Bizce bu ekonomik ve siyasal krizden kurtulmak için geçiş programı oluşturulmalıdır. Yeni iktidara gelecekler açısından önümüzdeki dönem AKP’nin yaratmış olduğu talanı, rantı, yargıdaki siyasallaştırmayı, birçok kamu kurumunda oluşturduğu siyasallaşmayı ortadan kaldırılabilmesi ve Türkiye’de demokrasinin yeniden inşa edilebilmesi açısından bir geçiş programı olması gerekiyor. Bu geçiş programı içinde ekonomik krizi nasıl çözeceklerinin de açıklanması gerekiyor. Toplumsal, demokratik, ortak müştereklerimizin nasıl yönetileceğini, kamu emekçilerinin bu yönetim sürecinde nerede yer alacaklarını belirlemek gerekiyor. İşçiler, kadınlar, gençler bu yönetim sürecinde yer alabilecek mi, ikincisi ise anayasal anlamda çok sorunumuz var. Geçiş programı sürecinde demokratik bir anayasanın oluşturulması, sendikal haklarla ilgili örgütlenme, düşünce, basın ve ifade özgürlüğü ile ilgili birçok sorun var. Bunların hepsini kapsayacak, çoklu kriz olarak tanımladığımız siyasal, ekonomik, ekolojik, kadın ve birçok alanda yaşanan krizi çözecek bir geçiş programıyla ancak bu süreç aşılabilir. Yoksa hiç kimsenin elinde bir sihirli değnek yok. O açıdan da emek meslek örgütleri, demokratik kitle örgütlerinin, toplumun görüşünü alarak önümüzdeki dönemin geçiş programını hep birlikte oluşturmak gerekiyor. Toplumun, emekçilerin, halkın desteklemediği bir geçiş programının da bizim açımızdan çok sahiciliği olmayacağını ifade edebilirim. 

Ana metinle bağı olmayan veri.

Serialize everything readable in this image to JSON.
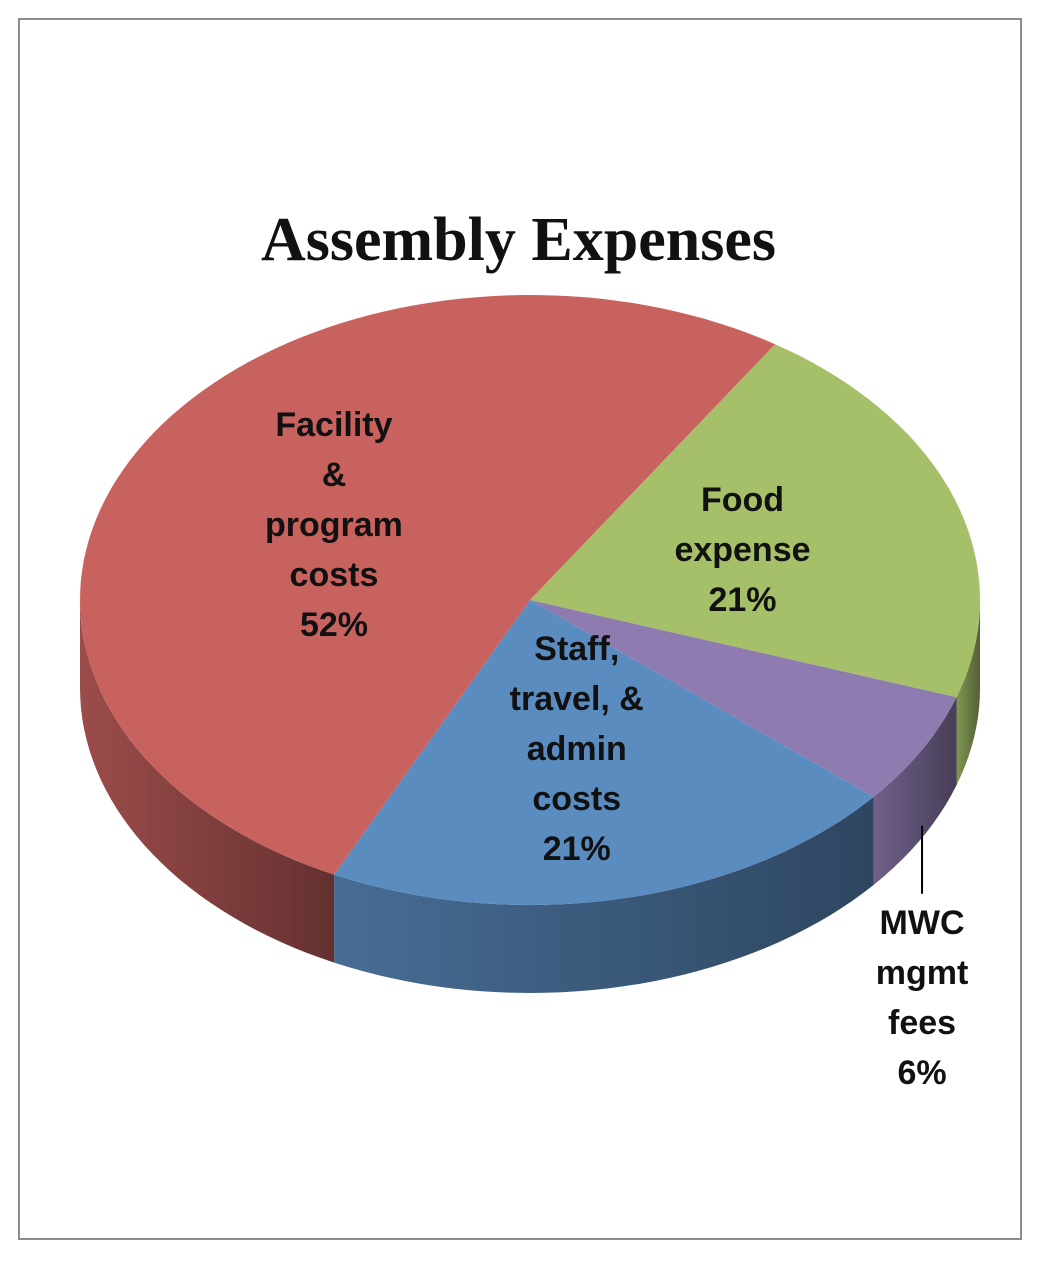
{
  "chart_data": {
    "type": "pie",
    "title": "Assembly Expenses",
    "categories": [
      "Food expense",
      "MWC mgmt fees",
      "Staff, travel, & admin costs",
      "Facility & program costs"
    ],
    "values": [
      21,
      6,
      21,
      52
    ],
    "value_labels": [
      "21%",
      "6%",
      "21%",
      "52%"
    ],
    "colors": [
      "#a6c06a",
      "#8e7bb0",
      "#5b8cc0",
      "#c8625f"
    ]
  }
}
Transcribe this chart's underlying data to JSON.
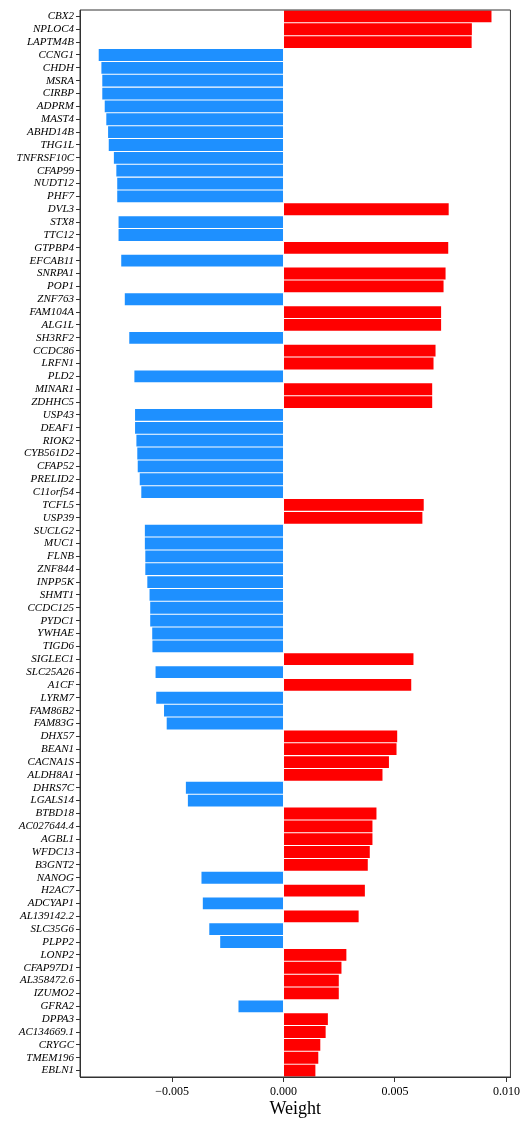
{
  "chart_data": {
    "type": "bar",
    "orientation": "horizontal",
    "xlabel": "Weight",
    "grid": false,
    "categories": [
      "CBX2",
      "NPLOC4",
      "LAPTM4B",
      "CCNG1",
      "CHDH",
      "MSRA",
      "CIRBP",
      "ADPRM",
      "MAST4",
      "ABHD14B",
      "THG1L",
      "TNFRSF10C",
      "CFAP99",
      "NUDT12",
      "PHF7",
      "DVL3",
      "STX8",
      "TTC12",
      "GTPBP4",
      "EFCAB11",
      "SNRPA1",
      "POP1",
      "ZNF763",
      "FAM104A",
      "ALG1L",
      "SH3RF2",
      "CCDC86",
      "LRFN1",
      "PLD2",
      "MINAR1",
      "ZDHHC5",
      "USP43",
      "DEAF1",
      "RIOK2",
      "CYB561D2",
      "CFAP52",
      "PRELID2",
      "C11orf54",
      "TCFL5",
      "USP39",
      "SUCLG2",
      "MUC1",
      "FLNB",
      "ZNF844",
      "INPP5K",
      "SHMT1",
      "CCDC125",
      "PYDC1",
      "YWHAE",
      "TIGD6",
      "SIGLEC1",
      "SLC25A26",
      "A1CF",
      "LYRM7",
      "FAM86B2",
      "FAM83G",
      "DHX57",
      "BEAN1",
      "CACNA1S",
      "ALDH8A1",
      "DHRS7C",
      "LGALS14",
      "BTBD18",
      "AC027644.4",
      "AGBL1",
      "WFDC13",
      "B3GNT2",
      "NANOG",
      "H2AC7",
      "ADCYAP1",
      "AL139142.2",
      "SLC35G6",
      "PLPP2",
      "LONP2",
      "CFAP97D1",
      "AL358472.6",
      "IZUMO2",
      "GFRA2",
      "DPPA3",
      "AC134669.1",
      "CRYGC",
      "TMEM196",
      "EBLN1"
    ],
    "values": [
      0.00933,
      0.00845,
      0.00844,
      -0.00829,
      -0.00817,
      -0.00813,
      -0.00813,
      -0.00802,
      -0.00795,
      -0.00787,
      -0.00784,
      -0.00761,
      -0.0075,
      -0.00746,
      -0.00746,
      0.00741,
      -0.0074,
      -0.0074,
      0.00739,
      -0.00728,
      0.00727,
      0.00718,
      -0.00712,
      0.00707,
      0.00707,
      -0.00692,
      0.00682,
      0.00673,
      -0.00669,
      0.00667,
      0.00667,
      -0.00666,
      -0.00666,
      -0.0066,
      -0.00656,
      -0.00654,
      -0.00645,
      -0.00638,
      0.00629,
      0.00623,
      -0.00622,
      -0.00622,
      -0.0062,
      -0.0062,
      -0.00611,
      -0.00601,
      -0.00598,
      -0.00598,
      -0.00589,
      -0.00588,
      0.00583,
      -0.00574,
      0.00573,
      -0.00571,
      -0.00536,
      -0.00524,
      0.0051,
      0.00507,
      0.00473,
      0.00444,
      -0.00438,
      -0.00429,
      0.00417,
      0.00399,
      0.00399,
      0.00387,
      0.00378,
      -0.00368,
      0.00365,
      -0.00362,
      0.00337,
      -0.00333,
      -0.00284,
      0.00282,
      0.0026,
      0.00248,
      0.00248,
      -0.00202,
      0.00199,
      0.00189,
      0.00165,
      0.00156,
      0.00143
    ],
    "colors": [
      "#ff0000",
      "#ff0000",
      "#ff0000",
      "#1e90ff",
      "#1e90ff",
      "#1e90ff",
      "#1e90ff",
      "#1e90ff",
      "#1e90ff",
      "#1e90ff",
      "#1e90ff",
      "#1e90ff",
      "#1e90ff",
      "#1e90ff",
      "#1e90ff",
      "#ff0000",
      "#1e90ff",
      "#1e90ff",
      "#ff0000",
      "#1e90ff",
      "#ff0000",
      "#ff0000",
      "#1e90ff",
      "#ff0000",
      "#ff0000",
      "#1e90ff",
      "#ff0000",
      "#ff0000",
      "#1e90ff",
      "#ff0000",
      "#ff0000",
      "#1e90ff",
      "#1e90ff",
      "#1e90ff",
      "#1e90ff",
      "#1e90ff",
      "#1e90ff",
      "#1e90ff",
      "#ff0000",
      "#ff0000",
      "#1e90ff",
      "#1e90ff",
      "#1e90ff",
      "#1e90ff",
      "#1e90ff",
      "#1e90ff",
      "#1e90ff",
      "#1e90ff",
      "#1e90ff",
      "#1e90ff",
      "#ff0000",
      "#1e90ff",
      "#ff0000",
      "#1e90ff",
      "#1e90ff",
      "#1e90ff",
      "#ff0000",
      "#ff0000",
      "#ff0000",
      "#ff0000",
      "#1e90ff",
      "#1e90ff",
      "#ff0000",
      "#ff0000",
      "#ff0000",
      "#ff0000",
      "#ff0000",
      "#1e90ff",
      "#ff0000",
      "#1e90ff",
      "#ff0000",
      "#1e90ff",
      "#1e90ff",
      "#ff0000",
      "#ff0000",
      "#ff0000",
      "#ff0000",
      "#1e90ff",
      "#ff0000",
      "#ff0000",
      "#ff0000",
      "#ff0000",
      "#ff0000"
    ],
    "xlim": [
      -0.00913,
      0.01018
    ],
    "xticks": [
      {
        "value": -0.005,
        "label": "−0.005"
      },
      {
        "value": 0,
        "label": "0.000"
      },
      {
        "value": 0.005,
        "label": "0.005"
      },
      {
        "value": 0.01,
        "label": "0.010"
      }
    ]
  }
}
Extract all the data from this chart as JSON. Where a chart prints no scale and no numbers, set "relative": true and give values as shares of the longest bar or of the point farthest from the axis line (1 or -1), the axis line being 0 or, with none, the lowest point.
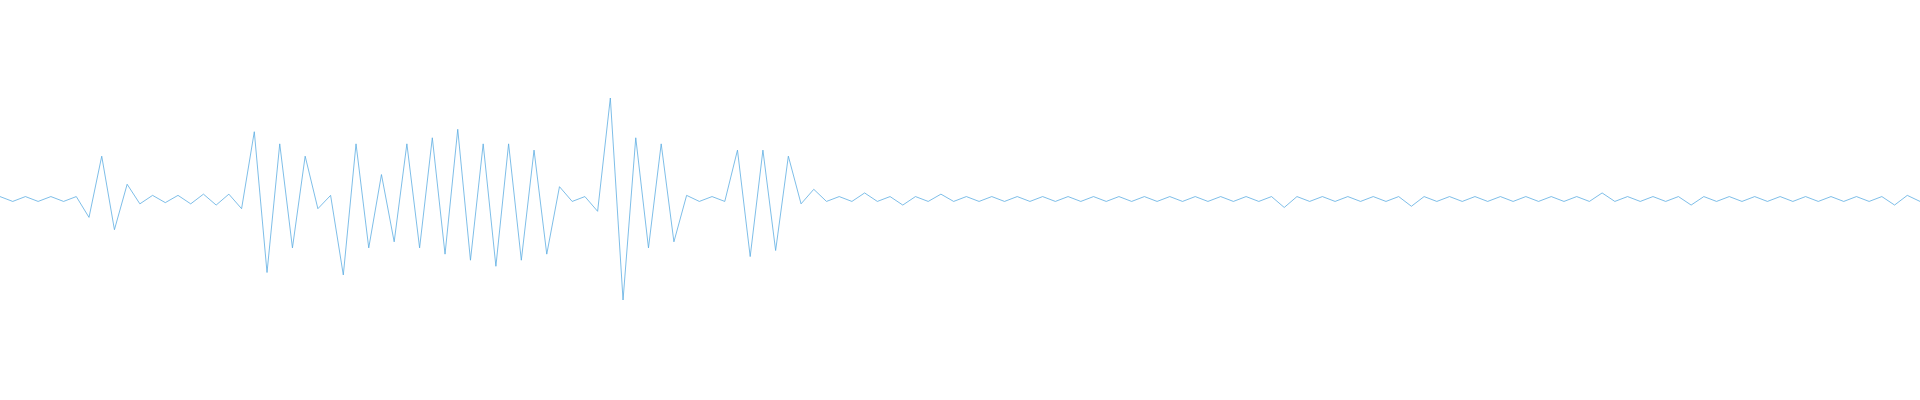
{
  "chart_data": {
    "type": "line",
    "relative": true,
    "categories": [
      null,
      null,
      null,
      null,
      null,
      null,
      null,
      null,
      null,
      null,
      null,
      null,
      null,
      null,
      null,
      null,
      null,
      null,
      null,
      null,
      null,
      null,
      null,
      null,
      null,
      null,
      null,
      null,
      null,
      null,
      null,
      null,
      null,
      null,
      null,
      null,
      null,
      null,
      null,
      null,
      null,
      null,
      null,
      null,
      null,
      null,
      null,
      null,
      null,
      null,
      null,
      null,
      null,
      null,
      null,
      null,
      null,
      null,
      null,
      null,
      null,
      null,
      null,
      null,
      null,
      null,
      null,
      null,
      null,
      null,
      null,
      null,
      null,
      null,
      null,
      null,
      null,
      null,
      null,
      null,
      null,
      null,
      null,
      null,
      null,
      null,
      null,
      null,
      null,
      null,
      null,
      null,
      null,
      null,
      null,
      null,
      null,
      null,
      null,
      null,
      null,
      null,
      null,
      null,
      null,
      null,
      null,
      null,
      null,
      null,
      null,
      null,
      null,
      null,
      null,
      null,
      null,
      null,
      null,
      null,
      null,
      null,
      null,
      null,
      null,
      null,
      null,
      null,
      null,
      null,
      null,
      null,
      null,
      null,
      null,
      null,
      null,
      null,
      null,
      null,
      null,
      null,
      null,
      null,
      null,
      null,
      null,
      null,
      null,
      null,
      null,
      null
    ],
    "series": [
      {
        "color": "#5dade2",
        "values": [
          0.512,
          0.488,
          0.512,
          0.488,
          0.512,
          0.488,
          0.512,
          0.409,
          0.712,
          0.348,
          0.573,
          0.476,
          0.518,
          0.482,
          0.518,
          0.476,
          0.524,
          0.47,
          0.524,
          0.452,
          0.833,
          0.136,
          0.773,
          0.258,
          0.712,
          0.452,
          0.518,
          0.124,
          0.773,
          0.258,
          0.621,
          0.288,
          0.773,
          0.258,
          0.803,
          0.227,
          0.845,
          0.197,
          0.773,
          0.167,
          0.773,
          0.197,
          0.742,
          0.227,
          0.561,
          0.488,
          0.512,
          0.439,
          1,
          0,
          0.803,
          0.258,
          0.773,
          0.288,
          0.518,
          0.488,
          0.512,
          0.488,
          0.742,
          0.215,
          0.742,
          0.245,
          0.712,
          0.476,
          0.548,
          0.488,
          0.512,
          0.488,
          0.53,
          0.488,
          0.512,
          0.47,
          0.512,
          0.488,
          0.524,
          0.488,
          0.512,
          0.488,
          0.512,
          0.488,
          0.512,
          0.488,
          0.512,
          0.488,
          0.512,
          0.488,
          0.512,
          0.488,
          0.512,
          0.488,
          0.512,
          0.488,
          0.512,
          0.488,
          0.512,
          0.488,
          0.512,
          0.488,
          0.512,
          0.488,
          0.512,
          0.458,
          0.512,
          0.488,
          0.512,
          0.488,
          0.512,
          0.488,
          0.512,
          0.488,
          0.512,
          0.464,
          0.512,
          0.488,
          0.512,
          0.488,
          0.512,
          0.488,
          0.512,
          0.488,
          0.512,
          0.488,
          0.512,
          0.488,
          0.512,
          0.488,
          0.53,
          0.488,
          0.512,
          0.488,
          0.512,
          0.488,
          0.512,
          0.47,
          0.512,
          0.488,
          0.512,
          0.488,
          0.512,
          0.488,
          0.512,
          0.488,
          0.512,
          0.488,
          0.512,
          0.488,
          0.512,
          0.488,
          0.512,
          0.47,
          0.518,
          0.488
        ]
      }
    ]
  }
}
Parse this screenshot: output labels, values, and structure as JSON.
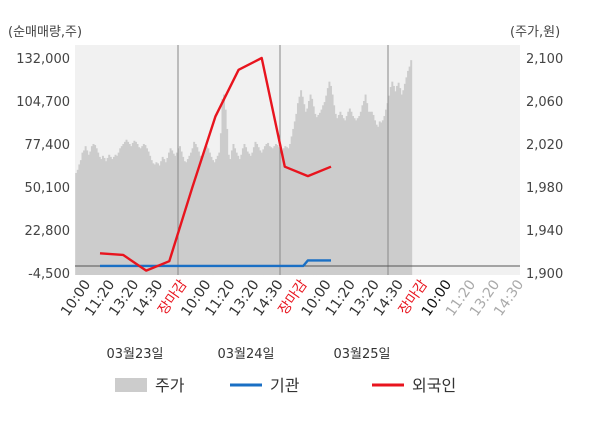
{
  "chart_data": {
    "type": "bar+line",
    "left_unit_label": "(순매매량,주)",
    "right_unit_label": "(주가,원)",
    "left_axis": {
      "ticks": [
        "132,000",
        "104,700",
        "77,400",
        "50,100",
        "22,800",
        "-4,500"
      ],
      "values": [
        132000,
        104700,
        77400,
        50100,
        22800,
        -4500
      ],
      "range": [
        -4500,
        132000
      ]
    },
    "right_axis": {
      "ticks": [
        "2,100",
        "2,060",
        "2,020",
        "1,980",
        "1,940",
        "1,900"
      ],
      "values": [
        2100,
        2060,
        2020,
        1980,
        1940,
        1900
      ],
      "range": [
        1900,
        2100
      ]
    },
    "x_tick_labels": [
      {
        "text": "10:00",
        "color": "#333333"
      },
      {
        "text": "11:20",
        "color": "#333333"
      },
      {
        "text": "13:20",
        "color": "#333333"
      },
      {
        "text": "14:30",
        "color": "#333333"
      },
      {
        "text": "장마감",
        "color": "#e8141e"
      },
      {
        "text": "10:00",
        "color": "#333333"
      },
      {
        "text": "11:20",
        "color": "#333333"
      },
      {
        "text": "13:20",
        "color": "#333333"
      },
      {
        "text": "14:30",
        "color": "#333333"
      },
      {
        "text": "장마감",
        "color": "#e8141e"
      },
      {
        "text": "10:00",
        "color": "#333333"
      },
      {
        "text": "11:20",
        "color": "#333333"
      },
      {
        "text": "13:20",
        "color": "#333333"
      },
      {
        "text": "14:30",
        "color": "#333333"
      },
      {
        "text": "장마감",
        "color": "#e8141e"
      },
      {
        "text": "10:00",
        "color": "#111111"
      },
      {
        "text": "11:20",
        "color": "#aaaaaa"
      },
      {
        "text": "13:20",
        "color": "#aaaaaa"
      },
      {
        "text": "14:30",
        "color": "#aaaaaa"
      }
    ],
    "date_labels": [
      "03월23일",
      "03월24일",
      "03월25일"
    ],
    "series": [
      {
        "name": "주가",
        "kind": "area",
        "axis": "right",
        "color": "#cccccc",
        "values": [
          1993,
          1996,
          2001,
          2005,
          2012,
          2014,
          2018,
          2014,
          2010,
          2013,
          2018,
          2020,
          2019,
          2016,
          2012,
          2008,
          2006,
          2009,
          2007,
          2004,
          2007,
          2010,
          2008,
          2006,
          2008,
          2010,
          2009,
          2012,
          2016,
          2018,
          2020,
          2022,
          2024,
          2022,
          2020,
          2018,
          2021,
          2023,
          2022,
          2020,
          2017,
          2016,
          2018,
          2020,
          2019,
          2016,
          2013,
          2009,
          2005,
          2002,
          2001,
          2003,
          2002,
          2000,
          2004,
          2008,
          2006,
          2003,
          2007,
          2012,
          2016,
          2014,
          2011,
          2009,
          2012,
          2016,
          2018,
          2013,
          2008,
          2004,
          2003,
          2006,
          2009,
          2012,
          2016,
          2022,
          2020,
          2017,
          2013,
          2009,
          2006,
          2010,
          2014,
          2018,
          2016,
          2012,
          2008,
          2005,
          2003,
          2006,
          2009,
          2012,
          2030,
          2062,
          2066,
          2052,
          2034,
          2010,
          2006,
          2014,
          2020,
          2016,
          2012,
          2009,
          2006,
          2010,
          2016,
          2020,
          2017,
          2013,
          2011,
          2009,
          2012,
          2017,
          2022,
          2020,
          2017,
          2014,
          2012,
          2015,
          2018,
          2020,
          2021,
          2018,
          2017,
          2016,
          2018,
          2020,
          2019,
          2017,
          2016,
          2014,
          2016,
          2018,
          2017,
          2016,
          2020,
          2027,
          2034,
          2041,
          2048,
          2058,
          2064,
          2070,
          2064,
          2057,
          2050,
          2053,
          2060,
          2066,
          2062,
          2055,
          2048,
          2045,
          2047,
          2049,
          2052,
          2056,
          2059,
          2065,
          2072,
          2078,
          2074,
          2066,
          2056,
          2048,
          2044,
          2047,
          2050,
          2047,
          2044,
          2042,
          2046,
          2050,
          2053,
          2050,
          2046,
          2044,
          2042,
          2044,
          2046,
          2050,
          2056,
          2060,
          2066,
          2058,
          2050,
          2050,
          2050,
          2047,
          2042,
          2038,
          2036,
          2041,
          2040,
          2042,
          2046,
          2052,
          2058,
          2065,
          2073,
          2078,
          2074,
          2069,
          2074,
          2077,
          2072,
          2066,
          2070,
          2076,
          2082,
          2088,
          2092,
          2098
        ]
      },
      {
        "name": "기관",
        "kind": "line",
        "axis": "left",
        "color": "#1a6fc4",
        "x": [
          0,
          5,
          10,
          15,
          20,
          25,
          30,
          35,
          40,
          44,
          45,
          50
        ],
        "values": [
          0,
          0,
          0,
          0,
          0,
          0,
          0,
          0,
          0,
          0,
          3500,
          3500
        ]
      },
      {
        "name": "외국인",
        "kind": "line",
        "axis": "left",
        "color": "#e8141e",
        "x": [
          0,
          5,
          10,
          15,
          20,
          25,
          30,
          35,
          40,
          45,
          50
        ],
        "values": [
          8000,
          7000,
          -3000,
          3000,
          50000,
          95000,
          124500,
          132000,
          63000,
          57000,
          63000
        ]
      }
    ],
    "legend": [
      {
        "label": "주가",
        "color": "#cccccc",
        "kind": "box"
      },
      {
        "label": "기관",
        "color": "#1a6fc4",
        "kind": "line"
      },
      {
        "label": "외국인",
        "color": "#e8141e",
        "kind": "line"
      }
    ],
    "legend_position": "bottom",
    "grid": "vertical session dividers"
  }
}
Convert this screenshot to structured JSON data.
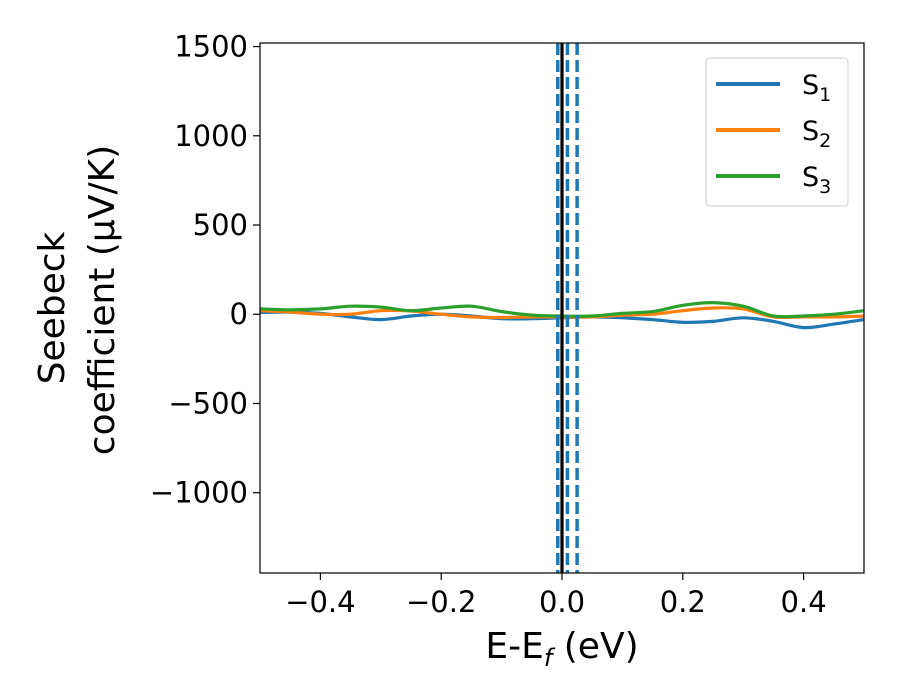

Bahsettiğiniz geçiş programını KESK olarak konuşup muhalefetle paylaştınız mı?

Biz KESK olarak yaz döneminde tutum belgesi hazırlamaya çalışacağız. Önümüzdeki dönem oluşacak seçimde kamu emekçileri olarak ne talep edeceğimizi hazırlayacağız. Taleplerimizin hepsinin konuşulması gerekiyor. Tutum belgemizle birlikte önümüzdeki eylül ayından itibaren tüm siyasi partileri ziyaret ederek, özellikle onlardan beklentilerimizi ifade edeceğiz. AKP ve MHP dışındaki hemen hemen tüm partileri, yine Meclis dışındaki sol-sosyalist partileri, emek meslek örgütlerini, demokratik kitle örgütlerini kadın örgütlerini de dahil ederek çok geniş bir programla emekçilerin de bu sürece dahil olması, birleşik ortak bir mücadelenin geliştirilmesi noktasında üzerimize düşen sorumlulukla katkı sunacağız.

* * * 

Artış cebimize girmeden gidecek

Gelir-gider politikasını nasıl yorumluyorsunuz?

Türkiye’de en büyük sorun gider-gelir vergi politikaları. Özellikle gelir vergisi tarifesinde dilim tavan tabanlarında veya vergi oranlarındaki ek bütçeye paralel artışlar yapılmamıştır. Doğal olarak bunun yapılması gerekiyor. Çünkü aksi durumda maaş artışları cebimize girmeden gelir vergisi olarak tekrar hazinenin bütçesine gidecek. İktidar bütçeyi tek başına belirleyip ardından toplu sözleşme masasında bütçe imkanlarımız el vermiyor diyor. Doğal olarak da bütçe belirlenirken halkın, emekçilerin bütçe yapma hakkı önündeki engellerin kaldırılması gerekiyor. Yine sendikal hakların önündeki engellerin kaldırılması gerekiyor ve bizim açımızdan da demokratik bir toplu sözleşme yasasının yeniden düzenlenmesi gerekiyor.